His company wasn't, or shouldn't have been, any great worry to him right now though, only the lack of food brought by the considerably more sophisticated and classically mysterious figure made him dwell in somewhat of an edgy disposition.

The second figure sat under a mass of heavy robes of silky black and fine organza, with delicate grey hems, and apart from a set of well-worn bronze boots this was all the colour sported. The face was hidden, the hands retracted into generously sized sleeves and generally all traces of skin kept away from view of the casual eye.

But despite everything of the body that was hidden, apart from a general outline, anyone could tell there was a sense of a smile under the mask of clothing, and it ebbed through in a waver of speech that had every accent of the world fibered into it somehow.

"Ah Daniels. Don't you just love 2015? Worlds full of sweet spots like this and a Happy Meal only costs forty-nine pence."

Daniels, to be forever deck out in his Starfleet uniform, pouted slightly, adding to the appeal of his huffy nature.

"Give me 2151 any day."

Again a smile trickled into the aura of his companion. "A man of the future. Your so old-fashioned."

For a while they sat in a cold, comfortable silence, enjoying the small spill of heat that came from their over-salted chips and grease-drowned cheeseburger. It was little to fill them up, but as a general rule they did not necessarily need 'filled up', in a conventional, human sense.

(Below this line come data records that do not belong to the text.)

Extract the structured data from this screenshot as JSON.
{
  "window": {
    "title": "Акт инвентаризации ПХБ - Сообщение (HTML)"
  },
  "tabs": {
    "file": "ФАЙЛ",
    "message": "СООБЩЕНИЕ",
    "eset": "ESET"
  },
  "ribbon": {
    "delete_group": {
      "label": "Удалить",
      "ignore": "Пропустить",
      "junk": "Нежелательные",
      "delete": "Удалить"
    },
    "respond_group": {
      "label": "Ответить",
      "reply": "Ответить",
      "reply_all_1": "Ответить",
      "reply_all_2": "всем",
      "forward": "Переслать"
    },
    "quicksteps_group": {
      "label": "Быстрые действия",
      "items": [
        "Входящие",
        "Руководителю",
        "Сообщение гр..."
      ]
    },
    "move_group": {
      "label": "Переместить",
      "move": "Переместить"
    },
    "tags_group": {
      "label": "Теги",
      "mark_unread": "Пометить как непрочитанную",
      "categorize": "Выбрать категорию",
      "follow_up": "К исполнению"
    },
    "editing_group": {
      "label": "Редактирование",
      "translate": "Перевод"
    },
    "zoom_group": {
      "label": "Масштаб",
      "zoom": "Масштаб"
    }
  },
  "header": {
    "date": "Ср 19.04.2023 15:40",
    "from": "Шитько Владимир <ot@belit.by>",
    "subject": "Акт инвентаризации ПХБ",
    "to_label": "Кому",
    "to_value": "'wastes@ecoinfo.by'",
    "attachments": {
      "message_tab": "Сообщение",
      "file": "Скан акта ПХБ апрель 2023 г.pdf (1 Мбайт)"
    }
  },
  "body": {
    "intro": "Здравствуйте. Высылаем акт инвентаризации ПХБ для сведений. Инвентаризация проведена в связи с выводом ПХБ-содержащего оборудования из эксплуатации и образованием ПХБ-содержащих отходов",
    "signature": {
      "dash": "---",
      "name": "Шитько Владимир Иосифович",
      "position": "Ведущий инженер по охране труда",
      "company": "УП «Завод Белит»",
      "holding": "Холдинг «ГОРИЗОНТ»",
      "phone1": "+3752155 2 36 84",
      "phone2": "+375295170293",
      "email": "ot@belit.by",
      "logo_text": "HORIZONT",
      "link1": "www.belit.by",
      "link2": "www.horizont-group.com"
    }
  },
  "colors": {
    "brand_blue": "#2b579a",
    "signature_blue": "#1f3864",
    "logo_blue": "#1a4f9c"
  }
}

It became twenty-seven minutes past one on a chilling afternoon on May 5th 2015 and a spell of ungainly clouds began to seize coverage of the dirty yellow skies above. Daniel's companion grew restless under the robes as the clouds above in turn grew tiresome. A dotting of nippy acidic rain began to spit from their overloaded contents.

With another weary huff Daniels hunched his shoulders and sat forward slightly in protest of the pathetic dribble of poisonous rain.

"Still don't see why we have to be here. I've seen all the documentaries and read all the reports. I know what happens as much as everybody else does."

The black hood sat atop the head of the entity beside him began to slip slightly.

"Hush up Daniels. Nothing makes a better history lesson than watching the events of history as they actually happen. I was told to show you this by Them and I'm in no position to protest so just enjoy the show."

A low grumble trickled from the throat of Daniels. "Gotta be a hundred timelines to fix, and I had to fix this one with you."

A pair of pale, slender hands crept out from under the mouths of the drowning sleeves of his companion, reaching slowly up to take the falling hood and finish its fall down to a pair of slim shoulders. Daniels turned as the small commotion took place.

"About time you stopped placing mystery woman."

A set of mucky brown eyes scowled him. A crop of painfully short dull auburn hair sat atop a young, ashen face. Pale, tattered lips twisted into a half smile and cheekbones that were far too low shone under a stretch of almost transparent, dirty white skin.

Yet still the girl who looked so much a man under her robes got away with being slightly pretty, if not in the utmost abstract way.

"Games are about to start. Don't want to be missing any of it."

Daniels turned back with his stiffly hunched shoulders and huffy eyes. "No, not at all."

A low whistle hummed through the thick, clammy air. It carried no tune but was easy on the ear, even as it picked up a sharp volume on its travels. On a prompting nudge from his companion Daniels straightened up slightly and peered over his cold shoulders yet again as a young gale began to kick up. Its mutant bodily source flew past his head faster than he could catch his breath from the fright of it.

"So begins that legendry Last Battle Daniels my friend. Now pass the lemonade."